The Speaker’s sudden willingness to bring foreign-aid bills to the House floor risks his Speakership—and Trump’s wrath.

By Susan B. Glasser

It turns out that, eight years into the Trump takeover of the Republican Party, there are still a few surprises left. On Wednesday morning, Mike Johnson, the accidental Speaker of the House, finally made the choice that he had spent months evading and released the text of long-stalled legislation to send more than sixty billion dollars in assistance to Ukraine, among other national-security priorities. He promised a vote this weekend. The threat was real that, if he proceeded, a small faction of the most extreme Trumpists in the House—a loudly pro-Russia lot—would soon force him out of the post that he would not have got in the first place without Donald Trump’s support.

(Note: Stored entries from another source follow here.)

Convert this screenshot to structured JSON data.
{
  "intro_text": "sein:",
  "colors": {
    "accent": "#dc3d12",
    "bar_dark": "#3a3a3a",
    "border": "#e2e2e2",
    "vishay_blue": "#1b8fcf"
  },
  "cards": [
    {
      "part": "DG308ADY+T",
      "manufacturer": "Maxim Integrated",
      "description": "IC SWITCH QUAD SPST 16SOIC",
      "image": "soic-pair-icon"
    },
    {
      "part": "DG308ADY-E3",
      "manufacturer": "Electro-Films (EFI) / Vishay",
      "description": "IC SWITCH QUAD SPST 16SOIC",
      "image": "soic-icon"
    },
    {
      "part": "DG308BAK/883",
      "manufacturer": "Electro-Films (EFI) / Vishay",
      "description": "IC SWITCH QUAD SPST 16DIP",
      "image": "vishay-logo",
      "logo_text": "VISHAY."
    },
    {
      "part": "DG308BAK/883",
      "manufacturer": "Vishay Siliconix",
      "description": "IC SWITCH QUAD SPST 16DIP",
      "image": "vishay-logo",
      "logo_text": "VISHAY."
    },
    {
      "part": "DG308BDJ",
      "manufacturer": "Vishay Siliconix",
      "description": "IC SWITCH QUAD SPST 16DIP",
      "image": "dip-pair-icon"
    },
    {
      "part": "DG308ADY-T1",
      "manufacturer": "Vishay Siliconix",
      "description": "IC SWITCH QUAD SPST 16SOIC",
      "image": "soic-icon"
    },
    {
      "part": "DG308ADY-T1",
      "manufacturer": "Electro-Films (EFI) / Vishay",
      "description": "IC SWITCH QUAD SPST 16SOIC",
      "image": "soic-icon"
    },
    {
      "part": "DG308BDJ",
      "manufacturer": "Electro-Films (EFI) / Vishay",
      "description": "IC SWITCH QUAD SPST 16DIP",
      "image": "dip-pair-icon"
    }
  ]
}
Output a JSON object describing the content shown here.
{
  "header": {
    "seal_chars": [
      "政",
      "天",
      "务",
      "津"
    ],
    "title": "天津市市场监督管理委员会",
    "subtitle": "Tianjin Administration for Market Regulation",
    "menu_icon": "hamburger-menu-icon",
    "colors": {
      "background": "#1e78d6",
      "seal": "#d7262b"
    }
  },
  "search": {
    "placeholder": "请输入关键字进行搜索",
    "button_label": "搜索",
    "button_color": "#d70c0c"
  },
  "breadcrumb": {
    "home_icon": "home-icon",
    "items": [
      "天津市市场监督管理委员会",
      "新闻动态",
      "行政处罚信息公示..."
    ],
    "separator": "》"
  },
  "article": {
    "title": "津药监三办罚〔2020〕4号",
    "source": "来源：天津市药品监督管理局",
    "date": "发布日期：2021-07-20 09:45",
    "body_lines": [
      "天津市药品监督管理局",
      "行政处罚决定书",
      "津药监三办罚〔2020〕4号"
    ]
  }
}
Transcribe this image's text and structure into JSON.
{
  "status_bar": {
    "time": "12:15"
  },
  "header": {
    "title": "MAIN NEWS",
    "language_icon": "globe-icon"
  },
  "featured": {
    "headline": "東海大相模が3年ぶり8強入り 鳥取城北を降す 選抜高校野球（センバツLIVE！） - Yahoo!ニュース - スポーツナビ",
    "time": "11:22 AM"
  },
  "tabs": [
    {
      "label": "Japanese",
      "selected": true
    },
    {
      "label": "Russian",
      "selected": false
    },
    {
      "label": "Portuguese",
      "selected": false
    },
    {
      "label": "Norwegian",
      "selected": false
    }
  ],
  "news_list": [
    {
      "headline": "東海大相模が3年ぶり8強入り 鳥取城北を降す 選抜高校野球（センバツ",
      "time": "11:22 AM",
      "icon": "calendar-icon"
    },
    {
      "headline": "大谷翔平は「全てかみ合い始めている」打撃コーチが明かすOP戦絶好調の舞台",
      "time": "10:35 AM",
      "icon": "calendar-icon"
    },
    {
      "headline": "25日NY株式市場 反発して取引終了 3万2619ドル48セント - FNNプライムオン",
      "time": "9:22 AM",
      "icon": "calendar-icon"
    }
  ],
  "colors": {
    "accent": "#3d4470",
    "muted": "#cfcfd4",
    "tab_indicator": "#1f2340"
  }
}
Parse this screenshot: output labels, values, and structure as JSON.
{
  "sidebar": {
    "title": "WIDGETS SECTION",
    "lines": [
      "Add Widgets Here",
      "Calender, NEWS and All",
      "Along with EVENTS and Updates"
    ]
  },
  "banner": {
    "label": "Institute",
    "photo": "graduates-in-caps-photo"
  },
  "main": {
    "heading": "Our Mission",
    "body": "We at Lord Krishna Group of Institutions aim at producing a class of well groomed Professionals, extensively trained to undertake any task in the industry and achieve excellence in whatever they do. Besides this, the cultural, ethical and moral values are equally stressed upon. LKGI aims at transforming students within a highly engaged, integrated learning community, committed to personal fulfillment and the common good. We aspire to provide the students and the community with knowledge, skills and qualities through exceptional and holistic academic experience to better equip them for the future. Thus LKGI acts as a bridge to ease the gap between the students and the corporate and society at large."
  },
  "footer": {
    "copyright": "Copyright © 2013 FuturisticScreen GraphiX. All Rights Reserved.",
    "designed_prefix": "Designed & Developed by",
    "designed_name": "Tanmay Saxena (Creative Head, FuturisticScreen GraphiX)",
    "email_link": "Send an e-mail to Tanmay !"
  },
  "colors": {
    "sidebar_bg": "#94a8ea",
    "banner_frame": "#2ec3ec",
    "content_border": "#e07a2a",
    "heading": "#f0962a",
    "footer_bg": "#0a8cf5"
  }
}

And yet, by Wednesday afternoon, there was Johnson, speaking to the cameras in the Capitol’s ornate Statuary Hall. His words were unexpectedly passionate, his delivery crisp. Invoking this “critical” moment in the world, Johnson said, “I can make a selfish decision”—namely, keeping his job by not moving forward on the aid for Ukraine and, once again, caving to the sort of angry nihilists who have bullied the past three Republican Speakers out of the House. “But I’m doing here what I believe to be the right thing.” He talked about why aid for Ukraine was “critically important,” adding, “I really do believe the intel and the briefings that we’ve gotten.” This was yet another heresy for many Republicans, who, following Trump, have spent years tearing down the truthfulness and reliability of America’s intelligence agencies.